Omelia (13-10-2024)
diac. Vito Calella
Incontrare Cristo nella vita dei più poveri e sofferenti

Signore, la tua grazia ci preceda e ci accompagni...
Nella preghiera della "colletta" abbiamo fatto una bella richiesta: «Signore, la tua grazia ci preceda e ci accompagni e ci renda attenti a perseverare nel fare il bene». La grazia che ci precede e ci accompagna è la ricchezza più grande di tutti i beni materiali di questo mondo, che noi cristiani identifichiamo nel dono dello Spirito Santo. «L'amore di Dio, riversato nei nostri cuori mediante lo Spirito Santo che ci è stato donato» (Rm 5,5b) «supera ogni conoscenza e ci riempie della pienezza di Dio» (Ef 3,19). Con l'invocazione dello Spirito Santo e della sua luce divina, ciascuno di noi può centrare la propria vita sul mistero della morte e risurrezione di Gesù e riconoscere che «egli è il Signore» 1Cor 12,3b; Fil 2,11), il Signore della nostra vita e della storia dell'umanità. Il nostro «spirito di sapienza, che ci dà prudenza» (Sap 7,7), ci porta ogni giorno a scegliere, liberamente e con gioia, di avere Gesù Cristo come unica «via, verità e vita» (Gv 14,6), «pastore e guida delle nostre anime» (1Pt 2,24).
Che bello poter dire, insieme all'apostolo Paolo: «Ritengo che tutto sia una perdita a motivo della sublimità della conoscenza di Cristo Gesù, mio Signore.
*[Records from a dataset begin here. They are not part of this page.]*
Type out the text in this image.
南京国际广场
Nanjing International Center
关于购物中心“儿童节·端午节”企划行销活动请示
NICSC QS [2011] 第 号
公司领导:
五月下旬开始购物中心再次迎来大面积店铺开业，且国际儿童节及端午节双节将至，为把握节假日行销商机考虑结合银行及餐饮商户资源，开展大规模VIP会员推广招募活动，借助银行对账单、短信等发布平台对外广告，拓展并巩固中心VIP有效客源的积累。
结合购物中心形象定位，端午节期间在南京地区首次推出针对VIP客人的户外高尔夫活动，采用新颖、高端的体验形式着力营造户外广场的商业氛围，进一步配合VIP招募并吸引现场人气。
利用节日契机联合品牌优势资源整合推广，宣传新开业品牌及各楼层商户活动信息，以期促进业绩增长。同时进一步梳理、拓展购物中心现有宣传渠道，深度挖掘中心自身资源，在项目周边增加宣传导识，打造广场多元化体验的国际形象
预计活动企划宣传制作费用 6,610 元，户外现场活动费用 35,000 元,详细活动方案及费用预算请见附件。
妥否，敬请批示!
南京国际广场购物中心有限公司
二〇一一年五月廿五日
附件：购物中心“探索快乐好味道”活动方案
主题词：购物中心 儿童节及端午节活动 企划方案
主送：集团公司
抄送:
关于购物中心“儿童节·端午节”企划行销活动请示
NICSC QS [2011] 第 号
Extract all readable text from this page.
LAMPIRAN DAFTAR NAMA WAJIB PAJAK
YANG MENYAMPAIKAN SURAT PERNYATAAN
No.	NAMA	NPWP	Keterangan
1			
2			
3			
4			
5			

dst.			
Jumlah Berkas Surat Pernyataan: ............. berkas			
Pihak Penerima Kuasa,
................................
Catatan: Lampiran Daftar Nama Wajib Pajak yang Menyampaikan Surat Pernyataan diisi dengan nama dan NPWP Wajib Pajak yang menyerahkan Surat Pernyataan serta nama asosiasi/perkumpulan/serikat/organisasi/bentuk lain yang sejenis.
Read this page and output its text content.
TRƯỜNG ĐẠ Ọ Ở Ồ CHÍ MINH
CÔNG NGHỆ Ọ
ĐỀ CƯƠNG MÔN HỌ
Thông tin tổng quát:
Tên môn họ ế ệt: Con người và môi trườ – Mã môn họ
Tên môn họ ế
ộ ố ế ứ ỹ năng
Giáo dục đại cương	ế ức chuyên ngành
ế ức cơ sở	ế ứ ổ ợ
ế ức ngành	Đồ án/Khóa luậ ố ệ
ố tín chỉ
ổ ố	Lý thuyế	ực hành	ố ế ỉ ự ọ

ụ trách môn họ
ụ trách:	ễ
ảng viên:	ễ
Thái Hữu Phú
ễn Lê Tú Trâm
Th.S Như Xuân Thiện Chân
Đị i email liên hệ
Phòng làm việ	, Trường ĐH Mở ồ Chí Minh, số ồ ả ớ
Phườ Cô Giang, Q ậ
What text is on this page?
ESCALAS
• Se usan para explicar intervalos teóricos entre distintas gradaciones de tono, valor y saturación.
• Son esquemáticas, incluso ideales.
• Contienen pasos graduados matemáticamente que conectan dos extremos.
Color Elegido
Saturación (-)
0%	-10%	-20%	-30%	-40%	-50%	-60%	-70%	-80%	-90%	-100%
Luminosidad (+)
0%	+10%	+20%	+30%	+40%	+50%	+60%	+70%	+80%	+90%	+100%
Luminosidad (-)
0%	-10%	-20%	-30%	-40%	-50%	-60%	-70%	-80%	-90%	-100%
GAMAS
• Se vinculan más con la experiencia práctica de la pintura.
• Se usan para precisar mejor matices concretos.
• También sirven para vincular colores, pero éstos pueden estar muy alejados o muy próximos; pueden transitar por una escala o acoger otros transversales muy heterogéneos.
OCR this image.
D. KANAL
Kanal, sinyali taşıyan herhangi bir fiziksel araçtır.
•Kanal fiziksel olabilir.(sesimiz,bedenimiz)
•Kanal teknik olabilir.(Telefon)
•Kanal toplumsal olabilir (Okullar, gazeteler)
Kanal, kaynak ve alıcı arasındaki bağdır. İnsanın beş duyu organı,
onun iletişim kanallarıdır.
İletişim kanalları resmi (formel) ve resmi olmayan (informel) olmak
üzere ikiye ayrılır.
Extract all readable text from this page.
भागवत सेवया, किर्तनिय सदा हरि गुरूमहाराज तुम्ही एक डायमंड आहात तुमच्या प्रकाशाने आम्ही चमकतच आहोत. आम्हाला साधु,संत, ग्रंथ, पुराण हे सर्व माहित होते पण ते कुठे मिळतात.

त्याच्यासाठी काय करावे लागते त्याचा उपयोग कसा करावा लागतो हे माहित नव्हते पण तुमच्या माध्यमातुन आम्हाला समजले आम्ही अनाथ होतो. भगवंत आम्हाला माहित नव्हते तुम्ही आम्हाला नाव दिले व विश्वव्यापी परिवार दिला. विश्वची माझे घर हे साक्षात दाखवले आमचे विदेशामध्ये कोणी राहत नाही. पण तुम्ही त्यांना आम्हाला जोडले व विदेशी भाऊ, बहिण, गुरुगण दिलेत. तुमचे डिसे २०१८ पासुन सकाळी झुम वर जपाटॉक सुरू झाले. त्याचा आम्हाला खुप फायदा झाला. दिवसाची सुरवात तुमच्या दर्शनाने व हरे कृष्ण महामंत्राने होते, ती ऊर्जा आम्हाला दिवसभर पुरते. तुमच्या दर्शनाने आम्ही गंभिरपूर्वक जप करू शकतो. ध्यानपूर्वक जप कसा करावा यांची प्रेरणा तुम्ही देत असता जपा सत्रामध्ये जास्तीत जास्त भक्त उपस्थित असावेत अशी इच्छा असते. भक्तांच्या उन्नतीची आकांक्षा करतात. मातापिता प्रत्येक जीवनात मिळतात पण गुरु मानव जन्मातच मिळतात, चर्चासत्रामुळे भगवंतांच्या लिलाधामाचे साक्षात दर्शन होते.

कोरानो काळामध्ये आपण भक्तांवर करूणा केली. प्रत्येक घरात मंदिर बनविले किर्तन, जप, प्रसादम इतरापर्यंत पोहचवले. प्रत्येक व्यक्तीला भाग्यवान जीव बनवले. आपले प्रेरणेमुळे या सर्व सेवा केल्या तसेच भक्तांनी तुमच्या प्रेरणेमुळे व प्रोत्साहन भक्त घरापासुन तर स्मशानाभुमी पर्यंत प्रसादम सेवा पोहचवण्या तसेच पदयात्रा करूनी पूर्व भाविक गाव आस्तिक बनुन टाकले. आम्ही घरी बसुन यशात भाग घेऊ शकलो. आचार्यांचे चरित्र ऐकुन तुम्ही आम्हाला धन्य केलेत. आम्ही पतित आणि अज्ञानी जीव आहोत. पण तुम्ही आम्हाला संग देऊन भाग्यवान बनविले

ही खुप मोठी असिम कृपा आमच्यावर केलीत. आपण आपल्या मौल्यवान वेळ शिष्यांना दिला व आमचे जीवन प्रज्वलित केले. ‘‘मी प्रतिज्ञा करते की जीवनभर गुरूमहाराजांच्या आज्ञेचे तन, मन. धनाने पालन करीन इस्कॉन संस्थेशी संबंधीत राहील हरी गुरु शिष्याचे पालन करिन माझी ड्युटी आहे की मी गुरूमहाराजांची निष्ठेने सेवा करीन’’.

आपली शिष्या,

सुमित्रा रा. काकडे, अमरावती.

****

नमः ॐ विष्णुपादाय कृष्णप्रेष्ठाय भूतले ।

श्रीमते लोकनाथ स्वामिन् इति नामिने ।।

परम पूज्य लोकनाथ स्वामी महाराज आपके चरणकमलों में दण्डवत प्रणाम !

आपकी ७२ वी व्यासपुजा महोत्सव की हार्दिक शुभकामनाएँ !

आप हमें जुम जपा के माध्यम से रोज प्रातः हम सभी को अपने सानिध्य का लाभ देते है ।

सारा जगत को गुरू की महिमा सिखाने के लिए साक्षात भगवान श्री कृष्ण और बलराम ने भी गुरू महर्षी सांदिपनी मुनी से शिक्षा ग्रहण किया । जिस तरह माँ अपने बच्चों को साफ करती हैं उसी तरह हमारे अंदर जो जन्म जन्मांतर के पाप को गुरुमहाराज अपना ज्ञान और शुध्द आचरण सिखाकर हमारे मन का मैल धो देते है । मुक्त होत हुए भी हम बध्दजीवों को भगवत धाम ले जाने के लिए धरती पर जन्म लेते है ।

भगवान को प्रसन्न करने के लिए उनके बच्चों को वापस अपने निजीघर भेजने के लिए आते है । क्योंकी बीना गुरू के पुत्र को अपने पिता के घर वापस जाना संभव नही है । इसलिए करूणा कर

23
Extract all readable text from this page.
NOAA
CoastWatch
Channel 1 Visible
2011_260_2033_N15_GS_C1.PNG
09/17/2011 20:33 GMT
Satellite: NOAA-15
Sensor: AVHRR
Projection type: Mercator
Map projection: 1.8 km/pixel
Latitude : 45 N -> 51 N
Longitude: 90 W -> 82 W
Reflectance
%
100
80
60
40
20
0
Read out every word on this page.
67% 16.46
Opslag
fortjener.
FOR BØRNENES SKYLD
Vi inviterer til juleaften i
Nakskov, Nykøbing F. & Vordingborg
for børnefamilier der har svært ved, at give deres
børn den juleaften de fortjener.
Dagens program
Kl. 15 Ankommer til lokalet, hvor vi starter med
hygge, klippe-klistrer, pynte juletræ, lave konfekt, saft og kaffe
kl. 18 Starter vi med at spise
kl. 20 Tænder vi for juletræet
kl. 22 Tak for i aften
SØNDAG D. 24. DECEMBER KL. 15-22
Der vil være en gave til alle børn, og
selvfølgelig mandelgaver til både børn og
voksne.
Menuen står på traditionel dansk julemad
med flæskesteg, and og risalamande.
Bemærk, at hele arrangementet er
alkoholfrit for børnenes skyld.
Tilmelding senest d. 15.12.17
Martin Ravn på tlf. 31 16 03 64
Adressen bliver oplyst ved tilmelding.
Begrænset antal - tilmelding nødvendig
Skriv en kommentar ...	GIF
Per lui ho lasciato perdere tutte queste cose e le considero spazzatura, per guadagnare Cristo ed essere trovato in lui, avendo come mia giustizia non quella derivante dalla Legge, ma quella che viene dalla fede in Cristo, la giustizia che viene da Dio, basata sulla fede: perché io possa conoscere lui, la potenza della sua risurrezione, la comunione alle sue sofferenze, facendomi conforme alla sua morte, nella speranza di giungere alla risurrezione dai morti» (Fil 3,8-11).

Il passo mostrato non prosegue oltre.